HM_AcctInfoCloseOption

a. Attempting to use the Live ID Account information  ‘Close your account’ option for a Hotmail account will yield the following page/prompt (as promising as the notice may appear to be, for a Hotmail account, it will not work)

HM_CloseLiveIDAcct_00

b. Subsequent entry of an active Hotmail Windows Live ID and clicking ‘Yes’ generates the following page/prompt [Cannot close] for a Hotmail type account.

HM_CanNotCloseLiveAcct_01

Reference Material:

Revisions:

May 21, 2011: Original Draft Date

May 23, 2011: Original Published Date

About Winston
Microsoft MVP

6 Responses to Windows Live Hotmail – How To Close A Hotmail Account

  1. Gabo says:

    Winston, hope you can help me with something related to the “What not to do” part of your post.

    Yesterday I closed a Live ID account that was registered with a Gmail address, but i’d like to start using it again (wasn’t the smartest moment of my day :p )
    Do you know if that account is still existing and therefore can be reactivated, or has it been deleted?
    If deleted, can I create a new ID using the exact same Gmail address? How many days do I have to wait to do that?

    (meanwhile, I’m trying to login with that account but it says “the address or password is incorrect”, so I’m guessing it can’t be reactivated. And if I try to create a new ID with the same Gmail addres, it says “already existing ID”)

    Thanks!

    • Winston says:

      Hello Gabo,
      3rd-party Live ID’s, afiak, are handled differently that Hotmail type account Live ID’s. Once a third party Live ID is closed, the same email address is no longer is available for reactivation or re-registration (possibly for security purposes) and it typically takes about a year (365 days of inactivity) before that Live ID is available (if at all) for reuse

      …w

  2. dcl says:

    Thank you for sharing such good message, please keeping upload

  3. hg says:

    Your information helped me. Thank you much.

  4. Matthew Temple says:

    wow winston thank you so much!
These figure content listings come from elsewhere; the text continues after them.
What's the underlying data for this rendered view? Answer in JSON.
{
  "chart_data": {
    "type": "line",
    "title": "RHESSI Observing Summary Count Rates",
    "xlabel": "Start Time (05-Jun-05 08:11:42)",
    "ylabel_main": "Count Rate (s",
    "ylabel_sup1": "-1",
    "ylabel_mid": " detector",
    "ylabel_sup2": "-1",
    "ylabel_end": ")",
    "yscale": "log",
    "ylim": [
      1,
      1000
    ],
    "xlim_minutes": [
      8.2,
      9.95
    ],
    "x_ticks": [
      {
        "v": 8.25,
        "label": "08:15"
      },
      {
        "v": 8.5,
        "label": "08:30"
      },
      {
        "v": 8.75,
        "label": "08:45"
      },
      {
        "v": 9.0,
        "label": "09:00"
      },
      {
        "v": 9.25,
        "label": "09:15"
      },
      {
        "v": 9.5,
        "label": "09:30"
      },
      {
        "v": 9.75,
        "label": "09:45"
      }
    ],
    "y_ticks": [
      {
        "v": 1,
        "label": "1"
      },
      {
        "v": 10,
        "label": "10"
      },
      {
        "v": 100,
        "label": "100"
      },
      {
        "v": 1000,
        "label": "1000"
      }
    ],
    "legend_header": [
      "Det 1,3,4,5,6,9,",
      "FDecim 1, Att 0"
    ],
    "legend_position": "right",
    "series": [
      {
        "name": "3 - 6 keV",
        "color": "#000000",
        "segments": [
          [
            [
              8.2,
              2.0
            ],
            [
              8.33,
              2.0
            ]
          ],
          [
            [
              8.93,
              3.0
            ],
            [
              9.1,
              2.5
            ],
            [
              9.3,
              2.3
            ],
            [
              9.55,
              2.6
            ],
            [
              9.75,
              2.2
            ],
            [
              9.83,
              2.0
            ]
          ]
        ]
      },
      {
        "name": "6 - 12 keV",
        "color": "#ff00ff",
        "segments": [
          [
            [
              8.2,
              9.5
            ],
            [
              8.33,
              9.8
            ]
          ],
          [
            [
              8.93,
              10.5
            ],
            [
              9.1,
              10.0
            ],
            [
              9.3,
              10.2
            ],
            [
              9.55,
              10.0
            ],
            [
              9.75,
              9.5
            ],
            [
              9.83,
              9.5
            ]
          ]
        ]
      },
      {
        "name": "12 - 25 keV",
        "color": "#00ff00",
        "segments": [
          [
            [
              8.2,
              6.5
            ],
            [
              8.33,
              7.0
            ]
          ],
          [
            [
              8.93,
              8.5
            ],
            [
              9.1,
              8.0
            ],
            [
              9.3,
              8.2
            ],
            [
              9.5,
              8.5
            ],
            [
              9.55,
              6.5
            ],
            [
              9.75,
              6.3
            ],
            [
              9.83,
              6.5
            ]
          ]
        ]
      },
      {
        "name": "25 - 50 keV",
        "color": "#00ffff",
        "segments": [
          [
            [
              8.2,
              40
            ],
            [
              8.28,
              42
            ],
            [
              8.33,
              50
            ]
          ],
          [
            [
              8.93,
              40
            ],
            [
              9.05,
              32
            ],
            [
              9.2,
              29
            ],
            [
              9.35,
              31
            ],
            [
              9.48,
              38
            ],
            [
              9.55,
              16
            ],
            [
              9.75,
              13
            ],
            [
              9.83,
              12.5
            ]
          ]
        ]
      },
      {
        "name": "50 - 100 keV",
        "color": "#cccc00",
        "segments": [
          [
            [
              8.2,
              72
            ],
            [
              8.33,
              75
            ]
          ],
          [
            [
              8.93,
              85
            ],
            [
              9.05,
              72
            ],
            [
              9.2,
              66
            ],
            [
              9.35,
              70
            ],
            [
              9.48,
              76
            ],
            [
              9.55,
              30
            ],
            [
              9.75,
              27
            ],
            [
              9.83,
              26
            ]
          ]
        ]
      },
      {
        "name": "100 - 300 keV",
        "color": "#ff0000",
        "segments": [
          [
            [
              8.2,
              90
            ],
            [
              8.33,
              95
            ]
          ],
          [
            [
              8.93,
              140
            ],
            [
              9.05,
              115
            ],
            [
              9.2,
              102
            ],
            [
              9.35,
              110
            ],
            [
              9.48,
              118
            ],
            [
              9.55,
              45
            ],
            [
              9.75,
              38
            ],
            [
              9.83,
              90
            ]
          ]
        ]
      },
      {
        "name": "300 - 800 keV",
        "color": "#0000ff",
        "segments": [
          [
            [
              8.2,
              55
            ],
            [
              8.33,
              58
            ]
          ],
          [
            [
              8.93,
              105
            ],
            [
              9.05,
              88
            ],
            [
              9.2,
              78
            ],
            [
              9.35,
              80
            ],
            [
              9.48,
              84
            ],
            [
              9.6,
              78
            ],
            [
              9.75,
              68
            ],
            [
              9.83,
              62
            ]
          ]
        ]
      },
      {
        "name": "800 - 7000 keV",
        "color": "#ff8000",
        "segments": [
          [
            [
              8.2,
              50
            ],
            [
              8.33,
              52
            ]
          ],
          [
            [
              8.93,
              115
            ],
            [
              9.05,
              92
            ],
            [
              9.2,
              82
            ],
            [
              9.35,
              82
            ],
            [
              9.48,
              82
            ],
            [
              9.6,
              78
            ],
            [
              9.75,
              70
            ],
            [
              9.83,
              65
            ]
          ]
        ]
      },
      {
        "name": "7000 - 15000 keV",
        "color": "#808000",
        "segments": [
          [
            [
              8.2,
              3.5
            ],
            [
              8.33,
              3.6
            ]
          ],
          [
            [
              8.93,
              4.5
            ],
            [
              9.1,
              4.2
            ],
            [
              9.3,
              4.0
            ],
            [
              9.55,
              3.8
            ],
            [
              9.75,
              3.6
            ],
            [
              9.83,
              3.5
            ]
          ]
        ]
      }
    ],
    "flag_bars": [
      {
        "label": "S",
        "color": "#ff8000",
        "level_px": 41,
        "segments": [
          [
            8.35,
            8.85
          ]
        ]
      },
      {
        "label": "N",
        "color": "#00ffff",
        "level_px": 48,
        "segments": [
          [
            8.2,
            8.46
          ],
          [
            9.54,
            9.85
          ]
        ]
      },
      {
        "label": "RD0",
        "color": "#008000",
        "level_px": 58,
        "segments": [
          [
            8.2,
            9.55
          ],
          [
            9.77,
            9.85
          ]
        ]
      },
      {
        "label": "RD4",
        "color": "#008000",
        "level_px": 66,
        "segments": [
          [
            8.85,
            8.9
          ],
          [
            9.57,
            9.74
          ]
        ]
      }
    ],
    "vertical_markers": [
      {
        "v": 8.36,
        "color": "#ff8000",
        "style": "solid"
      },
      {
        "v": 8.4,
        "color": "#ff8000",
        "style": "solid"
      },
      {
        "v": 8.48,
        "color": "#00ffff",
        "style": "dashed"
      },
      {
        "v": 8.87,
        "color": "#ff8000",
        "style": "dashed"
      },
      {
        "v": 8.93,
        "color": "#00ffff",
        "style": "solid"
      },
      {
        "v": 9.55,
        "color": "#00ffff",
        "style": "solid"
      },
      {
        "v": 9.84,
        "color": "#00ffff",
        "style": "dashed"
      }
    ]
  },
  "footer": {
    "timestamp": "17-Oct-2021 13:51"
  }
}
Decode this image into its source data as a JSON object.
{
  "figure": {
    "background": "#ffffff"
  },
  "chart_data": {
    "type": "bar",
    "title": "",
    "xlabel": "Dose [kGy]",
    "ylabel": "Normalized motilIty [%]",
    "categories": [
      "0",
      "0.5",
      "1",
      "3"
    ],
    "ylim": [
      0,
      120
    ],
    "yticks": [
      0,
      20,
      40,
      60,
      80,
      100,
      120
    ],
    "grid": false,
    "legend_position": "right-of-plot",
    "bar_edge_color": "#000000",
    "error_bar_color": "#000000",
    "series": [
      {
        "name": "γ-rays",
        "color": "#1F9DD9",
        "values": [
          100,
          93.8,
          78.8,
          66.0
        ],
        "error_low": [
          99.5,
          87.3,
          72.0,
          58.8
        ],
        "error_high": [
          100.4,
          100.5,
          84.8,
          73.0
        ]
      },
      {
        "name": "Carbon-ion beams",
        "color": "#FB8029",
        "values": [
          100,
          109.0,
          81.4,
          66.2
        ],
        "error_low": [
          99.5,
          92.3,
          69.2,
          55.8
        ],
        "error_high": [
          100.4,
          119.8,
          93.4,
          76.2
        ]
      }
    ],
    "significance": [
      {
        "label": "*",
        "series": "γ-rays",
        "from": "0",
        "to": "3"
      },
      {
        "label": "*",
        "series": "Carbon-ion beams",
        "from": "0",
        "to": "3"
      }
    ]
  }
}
I do have a question about this statement I read somewhere on the internet about Windows Live ID “The 30 day inactivity period is canceled if someone tries to create the same account name ~or~ attempts to access it.” Can you explain this to me?

  5. Winston says:

    Hello Matthew,
    Since Hotmail has been around for years and with variation in policy on account inactivity, one can’t necessarily take everything ‘as is/truthful’ on what they read ‘somewhere on the internet’.

    All you need to know is the following:

    “Free Windows Live Hotmail accounts become inactive if you don’t sign in for more than 270 days or within the first 10 days after signing up for an account. After an account becomes inactive, all messages, folders, and contacts are deleted. Incoming messages will be sent back to the sender as undeliverable. Your account name is still reserved. However, if the account stays inactive for an additional 90 days, the account name may be permanently deleted. If you don’t use your Windows Live ID for 365 days, your Windows Live ID may be permanently deleted.”

    i.e. if one creates a Live ID/Hotmail account and accesses it (sign in) within the first 10 days after account creation then….the account is yours, only accessible by you (choose a strong password to avoid a security breach/hack and never share your username/pw) and becomes inactive after 270 days and the account name may be permanently deleted after 360 days (incapable of logon and reactivation). After 365 days, the Live ID may be permanently deleted (Username not necessarily available for re-use by you or another as a new account).

    The primary source for Windows Live Hotmail and Live ID information(support and help) is the Windows Live Solution Center -> http://windowslivehelp.com

    With respect to the 30 day inactivity – don’t believe everything written on the internet. It may very well (and certainly in the ’30 day’ case) be obsolete information.